Abstract
Caspase-1, IL-1α, and IL-1β are known to be activated in the NLRP3 inflammasome. The inflammasome is activated mostly in inflammatory cells. The presence of inflammasome proteins in proximal tubules (PTs) and the effect of cisplatin-treatment or caspase inhibition on inflammasome proteins in PTs are not known. The aim of this study was to investigate the effect of cisplatin on inflammasome proteins in freshly isolated PTs and also to determine the effect of caspase inhibition on inflammasome proteins and PT injury. PTs were isolated using collagenase digestion and Percoll centrifugation. After recovery period, freshly isolated PTs were incubated with vehicle, 50 µM cisplatin or 50 µM cisplatin plus 50 µM pan caspase inhibitor, QVD-OPH. PTs treated with 50 µM cisplatin showed Propidium Iodide staining indicative of necrosis.

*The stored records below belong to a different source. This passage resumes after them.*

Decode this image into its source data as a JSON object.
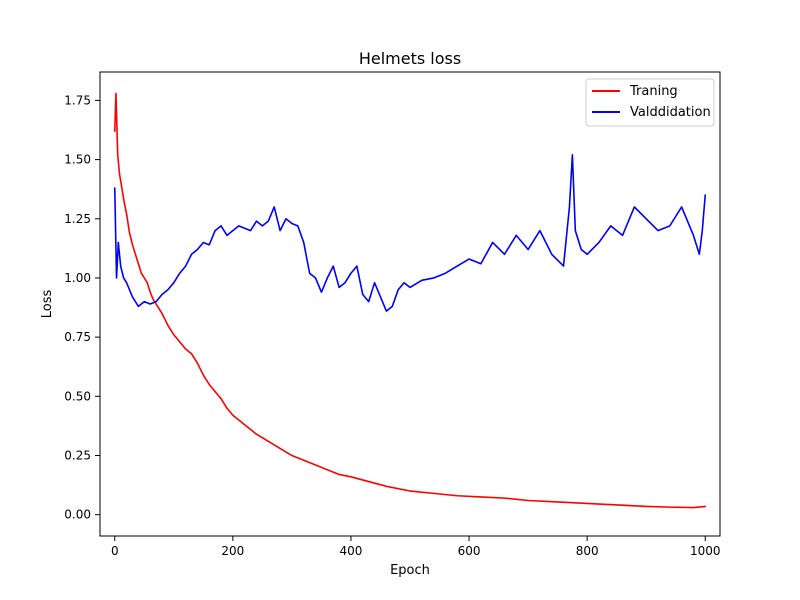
{
  "chart_data": {
    "type": "line",
    "title": "Helmets loss",
    "xlabel": "Epoch",
    "ylabel": "Loss",
    "xlim": [
      -25,
      1025
    ],
    "ylim": [
      -0.09,
      1.87
    ],
    "xticks": [
      0,
      200,
      400,
      600,
      800,
      1000
    ],
    "yticks": [
      0.0,
      0.25,
      0.5,
      0.75,
      1.0,
      1.25,
      1.5,
      1.75
    ],
    "xtick_labels": [
      "0",
      "200",
      "400",
      "600",
      "800",
      "1000"
    ],
    "ytick_labels": [
      "0.00",
      "0.25",
      "0.50",
      "0.75",
      "1.00",
      "1.25",
      "1.50",
      "1.75"
    ],
    "grid": false,
    "legend_position": "top-right",
    "series": [
      {
        "name": "Traning",
        "color": "#ff0000",
        "x": [
          0,
          2,
          5,
          8,
          12,
          16,
          20,
          25,
          30,
          35,
          40,
          45,
          50,
          55,
          60,
          65,
          70,
          75,
          80,
          90,
          100,
          110,
          120,
          130,
          140,
          150,
          160,
          170,
          180,
          190,
          200,
          220,
          240,
          260,
          280,
          300,
          320,
          340,
          360,
          380,
          400,
          430,
          460,
          500,
          540,
          580,
          620,
          660,
          700,
          740,
          780,
          820,
          860,
          900,
          940,
          980,
          1000
        ],
        "y": [
          1.62,
          1.78,
          1.52,
          1.44,
          1.38,
          1.32,
          1.27,
          1.19,
          1.14,
          1.1,
          1.06,
          1.02,
          1.0,
          0.98,
          0.94,
          0.91,
          0.89,
          0.87,
          0.85,
          0.8,
          0.76,
          0.73,
          0.7,
          0.68,
          0.64,
          0.59,
          0.55,
          0.52,
          0.49,
          0.45,
          0.42,
          0.38,
          0.34,
          0.31,
          0.28,
          0.25,
          0.23,
          0.21,
          0.19,
          0.17,
          0.16,
          0.14,
          0.12,
          0.1,
          0.09,
          0.08,
          0.075,
          0.07,
          0.06,
          0.055,
          0.05,
          0.045,
          0.04,
          0.035,
          0.032,
          0.03,
          0.035
        ]
      },
      {
        "name": "Valddidation",
        "color": "#0000ff",
        "x": [
          0,
          3,
          6,
          10,
          15,
          20,
          30,
          40,
          50,
          60,
          70,
          80,
          90,
          100,
          110,
          120,
          130,
          140,
          150,
          160,
          170,
          180,
          190,
          200,
          210,
          220,
          230,
          240,
          250,
          260,
          270,
          280,
          290,
          300,
          310,
          320,
          330,
          340,
          350,
          360,
          370,
          380,
          390,
          400,
          410,
          420,
          430,
          440,
          450,
          460,
          470,
          480,
          490,
          500,
          520,
          540,
          560,
          580,
          600,
          620,
          640,
          660,
          680,
          700,
          720,
          740,
          760,
          770,
          775,
          780,
          790,
          800,
          820,
          840,
          860,
          880,
          900,
          920,
          940,
          960,
          980,
          990,
          995,
          1000
        ],
        "y": [
          1.38,
          1.0,
          1.15,
          1.05,
          1.0,
          0.98,
          0.92,
          0.88,
          0.9,
          0.89,
          0.9,
          0.93,
          0.95,
          0.98,
          1.02,
          1.05,
          1.1,
          1.12,
          1.15,
          1.14,
          1.2,
          1.22,
          1.18,
          1.2,
          1.22,
          1.21,
          1.2,
          1.24,
          1.22,
          1.24,
          1.3,
          1.2,
          1.25,
          1.23,
          1.22,
          1.15,
          1.02,
          1.0,
          0.94,
          1.0,
          1.05,
          0.96,
          0.98,
          1.02,
          1.05,
          0.93,
          0.9,
          0.98,
          0.92,
          0.86,
          0.88,
          0.95,
          0.98,
          0.96,
          0.99,
          1.0,
          1.02,
          1.05,
          1.08,
          1.06,
          1.15,
          1.1,
          1.18,
          1.12,
          1.2,
          1.1,
          1.05,
          1.3,
          1.52,
          1.2,
          1.12,
          1.1,
          1.15,
          1.22,
          1.18,
          1.3,
          1.25,
          1.2,
          1.22,
          1.3,
          1.18,
          1.1,
          1.2,
          1.35
        ]
      }
    ]
  }
}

Necrotic cells (%) were 2.2 in Vehicle-treated, 37.7 in Cisplatin-treated (p < 0.05 vs. Vehicle), and 3.3 in QVD-treated (p < 0.05 vs. Cisplatin). LDH release (%), a marker of cell membrane damage seen in necrosis was 7.1 in Vehicle-treated, 39.7 in Cisplatin-treated (p < 0.05 vs. Vehicle), and 13.5 in QVD-treated (p < 0.05 vs. Cisplatin). Caspase-1 activity and active caspase-1 protein (10 kDa) were significantly increased in Cisplatin-treated PTs. NLRP3 was strongly expressed in PTs, but there were no significant changes between groups. Pro-apoptotic BID (22 kDa) was unchanged between groups. IL-1α and IL-1β activity was increased in Cisplatin-treated PTs. QVD-OPH co-treatment decreased caspase-1, IL-1α, and IL-1β. In summary, caspase inhibition decreases caspase-1, IL-1α, and IL-1β but not NLRP3 or BID protein and protects against necrosis in cisplatin-treated freshly isolated PTs.
Declaration of interest
The authors report no conflicts of interest. The authors alone are responsible for the content and writing of this article.